I haven't looked at your answer in great depth, but I am struggling to follow your logic in the first paragraph. Which example specifically are you referring to? And your example of going from 1234 to 0224 is not one movement. The idea is that with using only two fingers I can grasp up to three consecutive rings with a single grip. – Lui – 2016-01-13T00:43:13.337

I meant, if you can move 3 consecutive rings, it's reasonable to think that you can also move the first and the third one, avoiding the second one. Or should I change my code? – noize – 2016-01-13T00:44:55.460

Your assumption is wrong; you should change your code. Do you see the logic as explained in the above comment? – Lui – 2016-01-13T00:46:32.370

Code fixed. I checked with several different types of combinations and it looks to me like it always takes the shorter way. – noize – 2016-01-13T01:07:53.937

This seems to only count downwards, so it takes longer than necessary for combinations with high numbers (e.g. 18 moves for 9999) – faubi – 2016-01-13T01:26:40.003

Only count downwards? Not "only" counting. And it is supposed to only change a maximum of 3 digits at a time. It must take 18 moves for 9999. – noize – 2016-01-13T06:32:32.567

@noize what faubiguy means is in combination locks, you can rotate the numbers up or down. Which means for input 9999, should be 2 moves (not 18). 9999 0009 0000. see also example for 9871 in question. – noisyass2 – 2016-01-13T07:54:52.167

Oh, now I get it.
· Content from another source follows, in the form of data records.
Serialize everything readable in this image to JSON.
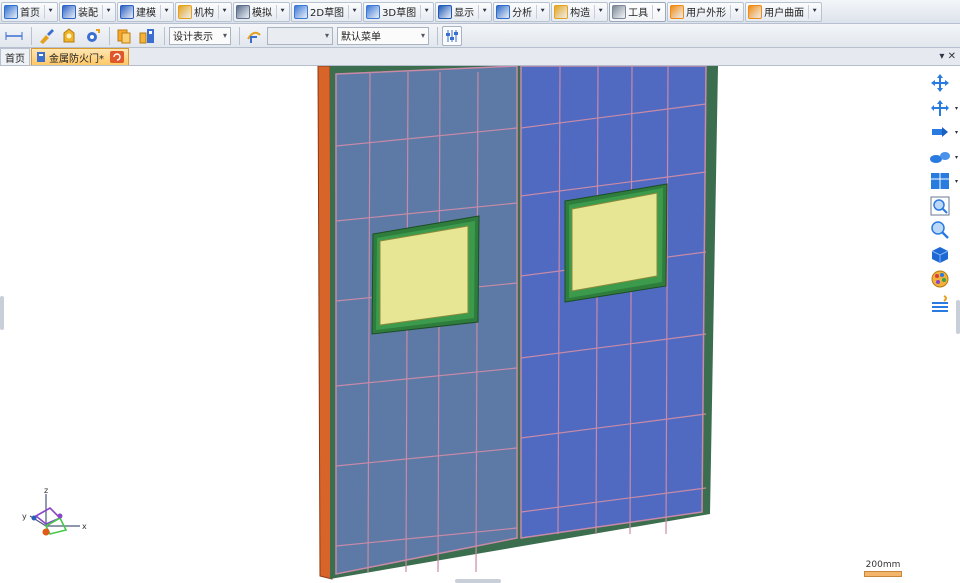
{
  "menubar": {
    "tabs": [
      {
        "label": "首页",
        "icon": "home-icon",
        "color": "#2e6fd1"
      },
      {
        "label": "装配",
        "icon": "assembly-icon",
        "color": "#2d64c8"
      },
      {
        "label": "建模",
        "icon": "modeling-icon",
        "color": "#2b5fc2"
      },
      {
        "label": "机构",
        "icon": "mechanism-icon",
        "color": "#e4a11b"
      },
      {
        "label": "模拟",
        "icon": "simulation-icon",
        "color": "#5a6d8a"
      },
      {
        "label": "2D草图",
        "icon": "sketch-2d-icon",
        "color": "#3a78d6"
      },
      {
        "label": "3D草图",
        "icon": "sketch-3d-icon",
        "color": "#3a78d6"
      },
      {
        "label": "显示",
        "icon": "display-icon",
        "color": "#1e58b8"
      },
      {
        "label": "分析",
        "icon": "analysis-icon",
        "color": "#2f6bc9"
      },
      {
        "label": "构造",
        "icon": "construct-icon",
        "color": "#e3a31f"
      },
      {
        "label": "工具",
        "icon": "tools-icon",
        "color": "#7b8797"
      },
      {
        "label": "用户外形",
        "icon": "user-shape-icon",
        "color": "#f08a12"
      },
      {
        "label": "用户曲面",
        "icon": "user-surface-icon",
        "color": "#f08a12"
      }
    ],
    "active_index": 10
  },
  "toolbar": {
    "display_mode": "设计表示",
    "blank_select": "",
    "menu_select": "默认菜单"
  },
  "tabstrip": {
    "home_tab": "首页",
    "doc_tab": "金属防火门*",
    "pin_symbol": "▾ ✕"
  },
  "viewport": {
    "axis_labels": {
      "x": "x",
      "y": "y",
      "z": "z"
    },
    "scale_label": "200mm"
  },
  "colors": {
    "frame_orange": "#d8642a",
    "panel_left": "#5c7aa5",
    "panel_right": "#4f6ac0",
    "seam_pink": "#c88aa8",
    "frame_green": "#3b6e4e",
    "window_green": "#2e7d3c",
    "glass_yellow": "#e6e694"
  }
}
I'm sorry, I'll fix it now. – noize – 2016-01-13T11:40:11.270

2

Haskell - 310 bytes

import Data.Char
import Data.List
r=replicate
h=head
a x=map(:x)[map(`mod`10)$zipWith(+)(h x)((r n 0)++(r(4-j)q)++(r(j-n)0))|j<-[1..3],n<-[0..j],q<-[1,-1]]
x!y=h x==h y
x#[]=(nubBy(!)$x>>=a)#(filter(![(r 4 0)])x)
x#y=unlines.tail.reverse.map(intToDigit<$>)$h y
main=do x<-getLine;putStrLn$[[digitToInt<$>x]]#[]

This works by repeatedly building a new list of combinations by applying each possible turn to each combination already reached until one of them is the right combination. Duplicates are removed from the list on each iteration to keep memory usage from growing exponentially.

As a brute force solution, this is very inefficient and can take several minutes to run.

I don't have much experience with Haskell, so some thing could probably be done better.

faubi

Posted 2016-01-11T23:30:42.473

Reputation: 2 599

Seems like a solid basis for your approach. I've not experience with Haskell, nor (that I know of) any means of compiling/running it. A quick google doesn't give me anywhere I can try it, either. Are you able to give a link which lets me try it? Thanks. – Lui – 2016-01-13T00:45:06.877

@Lui It can be compiled with the Glasgow Haskell Compiler, but apart from downloading and using that I don't know of any way to run it.